The real highlight of the night was the casual and often humourous storytelling that took place as part of the one hour "Master Class" led by Terry, Tom (Eymundson) and Chris. Terry talked about the personal insights that led to his award-winning campaign for Toronto Symphony Orchestra; Tom presented clips from Pirate's hilarious work on Bud Light Institute and Chris presented some of their ground-breaking video music work for Maynard's Candy.

As a part-time MBA instructor at McMaster for more than 20 years, and as someone who had worked with Pirate over the years as a member of the JAN Kelley Marketing team, it was my distinct pleasure to moderate a question and answer period following the Master Class. We had great discussions about the critical role of strategy in guiding the creative process – something that Mr. O'Reilly referred to as "ballet in a phone booth". We also talked about the challenge of selling unique ideas to conservative clients; Chris quipped that "it works best when we sing to them", while Tom and Terry pointed to the need for an endless stream of usable rationale so that the decision-makers can, in turn, sell their recommendations to everyone else. The evening concluded with lots of one-on-one discussions and Terry signing his book, "The Age of Persuasion; How Advertising Ate Our Culture".

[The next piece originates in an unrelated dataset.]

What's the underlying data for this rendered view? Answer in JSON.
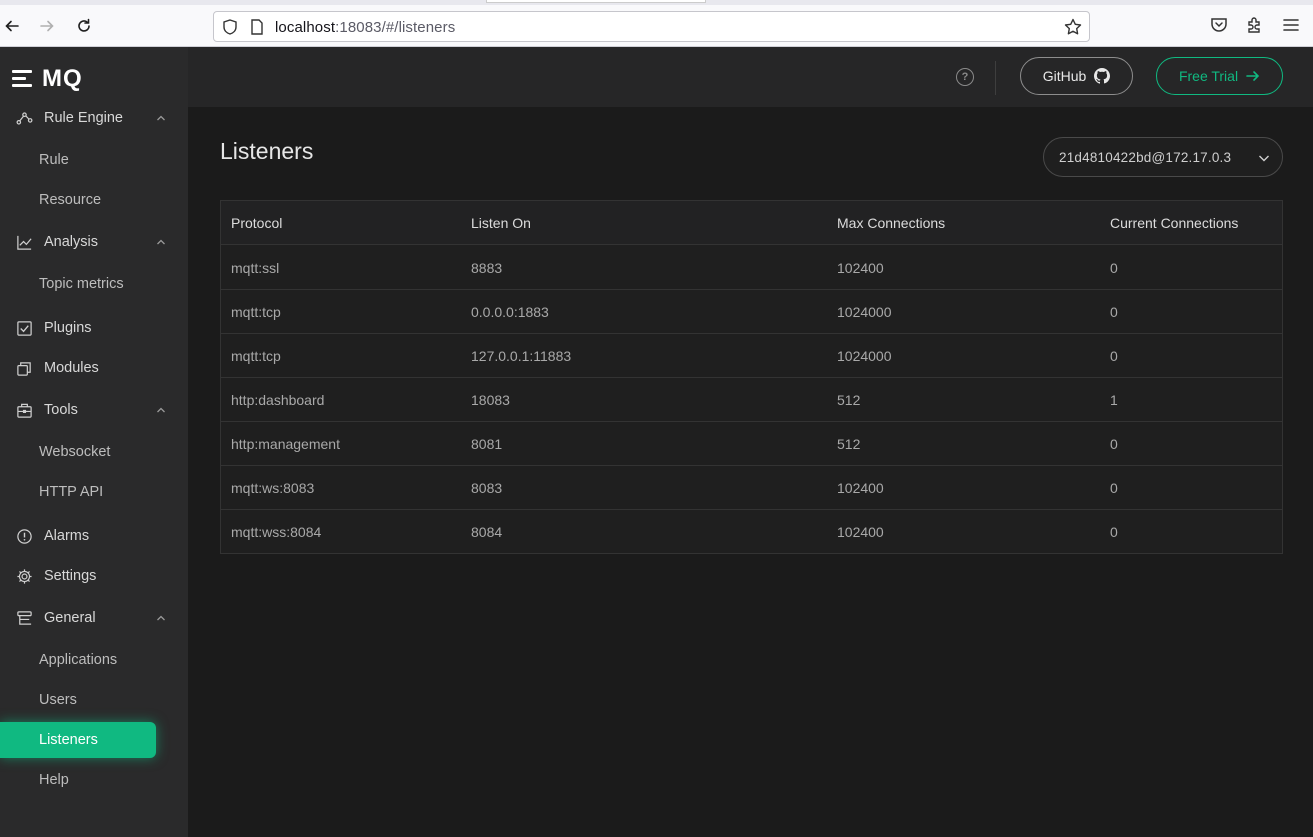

So how did Pirate's unique archive - which documents the creation of some 50,000 radio and television commercials from 1981-2007 – land at Mac? Virtually every college and university in the country had expressed interest in Pirate's treasure trove, but Terry O'Reilly and his partners picked McMaster mainly because of the compelling plan put forward by the University for archive use, evolution and student access.

But here's the real back story. O'Reilly had also run into Professor Mandeep Malik – one of McMaster University's greatest ambassadors – at Canada's Next Top Ad Executive, an event that Malik had helped to personally create and develop. I have known Professor Malik for a great many years, and he had often spoken of an idea that he had for McMaster – an idea that he referred to as "The Journey of Influence". He described it as a living record of the evolution of advertising in Canada. I imagine that Professor Malik was a bit like an anemic vampire at a blood bank when Terry O'Reilly mentioned that he had an exhaustive archive of advertising treasures in search of an academic home!